The number of non-Covid calls has been increasing at Policybazaar, one of the leading providers of individual health insurance. Infectious diseases, dengue fever, and other viral fevers are among the illnesses being reported. “We’re also seeing an increase in unintentional accidents,” said Amit Chabra, Policybazaar’s chief of well-being enterprise.  

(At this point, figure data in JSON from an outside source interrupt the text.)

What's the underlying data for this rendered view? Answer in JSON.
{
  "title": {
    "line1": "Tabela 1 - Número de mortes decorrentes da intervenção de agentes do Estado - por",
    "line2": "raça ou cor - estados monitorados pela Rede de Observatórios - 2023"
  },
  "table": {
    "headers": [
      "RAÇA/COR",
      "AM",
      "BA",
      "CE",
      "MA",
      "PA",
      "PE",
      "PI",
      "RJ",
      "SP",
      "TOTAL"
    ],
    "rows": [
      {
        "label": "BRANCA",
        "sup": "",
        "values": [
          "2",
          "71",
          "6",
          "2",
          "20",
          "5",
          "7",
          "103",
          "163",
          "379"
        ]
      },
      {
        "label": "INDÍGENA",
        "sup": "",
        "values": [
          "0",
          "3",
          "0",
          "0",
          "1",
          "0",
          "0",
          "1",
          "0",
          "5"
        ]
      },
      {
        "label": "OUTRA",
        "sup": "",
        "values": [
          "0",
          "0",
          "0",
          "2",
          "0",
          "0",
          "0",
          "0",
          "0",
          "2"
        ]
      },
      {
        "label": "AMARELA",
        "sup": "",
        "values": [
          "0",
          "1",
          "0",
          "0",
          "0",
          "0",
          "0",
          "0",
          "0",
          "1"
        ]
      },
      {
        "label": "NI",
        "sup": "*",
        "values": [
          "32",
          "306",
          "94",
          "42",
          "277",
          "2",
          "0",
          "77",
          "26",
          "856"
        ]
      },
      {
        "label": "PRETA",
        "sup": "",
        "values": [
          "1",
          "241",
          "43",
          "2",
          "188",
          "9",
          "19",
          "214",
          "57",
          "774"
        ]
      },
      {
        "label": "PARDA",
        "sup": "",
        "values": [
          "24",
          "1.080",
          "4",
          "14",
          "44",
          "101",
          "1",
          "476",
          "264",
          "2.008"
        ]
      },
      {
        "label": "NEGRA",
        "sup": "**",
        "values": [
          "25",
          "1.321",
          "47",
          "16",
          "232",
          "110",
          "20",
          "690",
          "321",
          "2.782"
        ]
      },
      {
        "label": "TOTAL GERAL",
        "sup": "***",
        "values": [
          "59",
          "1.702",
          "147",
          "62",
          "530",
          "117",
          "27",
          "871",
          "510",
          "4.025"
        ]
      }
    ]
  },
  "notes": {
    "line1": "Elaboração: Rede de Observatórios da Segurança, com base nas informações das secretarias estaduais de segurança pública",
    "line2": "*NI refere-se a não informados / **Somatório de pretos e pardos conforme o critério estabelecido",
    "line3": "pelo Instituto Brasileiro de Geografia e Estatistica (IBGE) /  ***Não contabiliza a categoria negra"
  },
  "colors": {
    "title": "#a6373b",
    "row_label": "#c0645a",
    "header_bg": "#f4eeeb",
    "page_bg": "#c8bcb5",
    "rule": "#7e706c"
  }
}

According to Bhabatosh Mishra, Director of underwriting, products, and claims at Niva Bupa Health Insurance, Covid reduced health claims last year as people were locked in, avoided hospitalization, and postponed elective surgical operations. “There hasn’t been a significant increase in the number of emergency procedures like appendicitis,” Mishra said, “but situations like gall bladder surgeries, which can be postponed, are on the rise.” He went on to say that due to the higher-than-average rainfall in some areas, there was a dengue outbreak in Bengaluru and Hyderabad, as well as Mumbai and Delhi.

As stated by hospital officials, Covid survivors too could see signs of irritation after months. In Mumbai, hospital beds are largely occupied by dengue, malaria, and chikungunya instances and not Covid as of recently.  

Mishra expects instances to stay elevated because the monsoon isn’t over. Additionally, lots of the elective surgical procedures are often scheduled for winter as, given India’s climate, surgical wounds heal quicker and the threat of monsoon infections is decreased.